Anteayer por la noche empecé a sentir escalofríos. Ay, ay, ay. Me pegué una ducha bien caliente y, al salir, el termómetro me contó que tenía un poco de fiebre. Ay, ay, ay. Paracetamol y sofá.
Me levanté, a la mañana siguiente, con temperatura de persona sana y con la sensación de que me había atropellado un camión. Un agotamiento, un dolor de ojos... Pero aquí dice que el coronavirus provoca fiebre y tos y no tengo ni lo uno ni lo otro.
Ayer pasé todo el día en el sofá, sin trabajar, piltrafa total. Hoy me he levantado igual de agotada. ¿Qué me está pasando?
Y cuando una se hace las preguntas adecuadas, surgen las respuestas correctas. Al contrario que para mucha gente, la cuarentena me ha supuesto más trabajo del que normalmente tengo (que ya es decir) y lo he de llevar a cabo en casa junto con dos preadolescentes. Y no puedo más.
Para consolarme, pienso en las familias que tienen bebés o niños muy pequeños a su cargo. Recuerdo las rabietas interminables, los madrugones, los problemas a la hora de la comida. Todo eso se multiplica por el encierro. Se manifiesta mi parte cabrona y compruebo que lo mío es mejor: cuando me harto, les ignoro. No se puede ignorar a un niño de cinco años, pero sí a uno de catorce. Se puede y estoy convencida de que, en muchos casos, se debe.

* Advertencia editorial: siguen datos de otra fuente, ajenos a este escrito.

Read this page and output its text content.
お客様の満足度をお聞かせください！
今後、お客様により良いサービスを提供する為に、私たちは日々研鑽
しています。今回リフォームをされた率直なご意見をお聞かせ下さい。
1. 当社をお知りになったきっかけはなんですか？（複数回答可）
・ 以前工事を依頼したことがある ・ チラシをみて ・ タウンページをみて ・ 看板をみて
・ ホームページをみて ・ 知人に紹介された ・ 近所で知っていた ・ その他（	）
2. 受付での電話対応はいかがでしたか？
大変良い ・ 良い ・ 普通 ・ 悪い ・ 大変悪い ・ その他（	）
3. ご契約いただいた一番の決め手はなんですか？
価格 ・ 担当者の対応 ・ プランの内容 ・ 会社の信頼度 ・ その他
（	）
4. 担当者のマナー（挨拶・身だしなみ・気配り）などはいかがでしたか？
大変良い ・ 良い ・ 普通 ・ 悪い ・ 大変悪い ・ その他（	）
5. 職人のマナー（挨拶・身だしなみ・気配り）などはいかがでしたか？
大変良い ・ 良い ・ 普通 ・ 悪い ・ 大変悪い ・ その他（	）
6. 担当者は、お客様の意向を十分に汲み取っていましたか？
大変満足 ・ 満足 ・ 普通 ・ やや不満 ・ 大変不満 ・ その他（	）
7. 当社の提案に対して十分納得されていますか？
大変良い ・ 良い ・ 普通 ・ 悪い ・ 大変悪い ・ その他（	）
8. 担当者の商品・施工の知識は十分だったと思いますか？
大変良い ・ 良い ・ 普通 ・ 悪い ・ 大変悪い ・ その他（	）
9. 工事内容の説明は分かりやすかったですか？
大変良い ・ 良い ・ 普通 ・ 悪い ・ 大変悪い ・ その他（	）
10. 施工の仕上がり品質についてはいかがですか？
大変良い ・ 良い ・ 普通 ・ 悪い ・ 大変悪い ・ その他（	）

Se me llenan los pulmones de aire cuando les acuesto. Ahí empieza mi ritual de paz: me ducho, salgo al balcón a respirar el aire y el silencio. No solo lo respiro, también escucho el silencio. Paradójicamente, lo que más echo en falta en estos tiempos raros es la soledad.
Cuando esto acabe, lo primero que haré será estar sola. Me echo de menos. Cómo no voy a arrastrarme si llevo quince días entre el teclado, las sartenes, la limpieza, las discusiones, las súplicas de ayuda y colaboración, los intentos de concentración frustrada, las llamadas de los profes informándome de que no les han llegado los trabajos... Porque esa es otra, también debería ser profe. Menos mal que de eso estoy vacunada: no voy a reparar en una cuarentena lo que lleva estropeado una década.
Hablando con una amiga que se dedica a la terapia bioenergética me cuenta que lo que me pasa es que estoy estresadísima, que el cabreo (ella lo llama ira) y lo que me callo (que es mucho) le hace daño a mi hígado. Ahora lo entiendo todo, joder: estoy del hígado, literalmente. Del hígado a un sistema inmune escacharrao hay dos pasos. Y me da que somos unas cuantas.
Pero cuando cotilleo en la Red sobre los problemas que acarrea tener a los vástagos en casa, lo único que encuentro son soluciones para distraer a las criaturas. Una vez más, nosotras no existimos. Digo "nosotras" por las monoparentales.
No sé cómo se las apañan los que son dos, así que no me refiero a ellos. A lo que iba, ¿cómo enfrentar una situación desquiciante dentro de otra situación desquiciante? Esta pregunta me da que no tiene respuesta.
Hace un par de días, Javier de Miguel encuestaba en su cuenta de Instagram: ¿cómo preferís pasar la cuarentena: solos o con hijos y familia? Inexplicablemente para mí, las respuestas se dividieron en un perfecto 50%. No lo entendía hasta que resolví que la mitad que prefería pasarla con hijos eran los que NO lo estaban pasando con hijos. A esos les invitaría a que se pasaran por mi casa ahora mismito y escucharan los gritos de unos chavales que superan el metro sesenta y a los que se ha avisado de que mami está escribiendo su columna y necesita silencio.
Ah, que no pueden venir, por aquello del enclaustramiento. Lástima.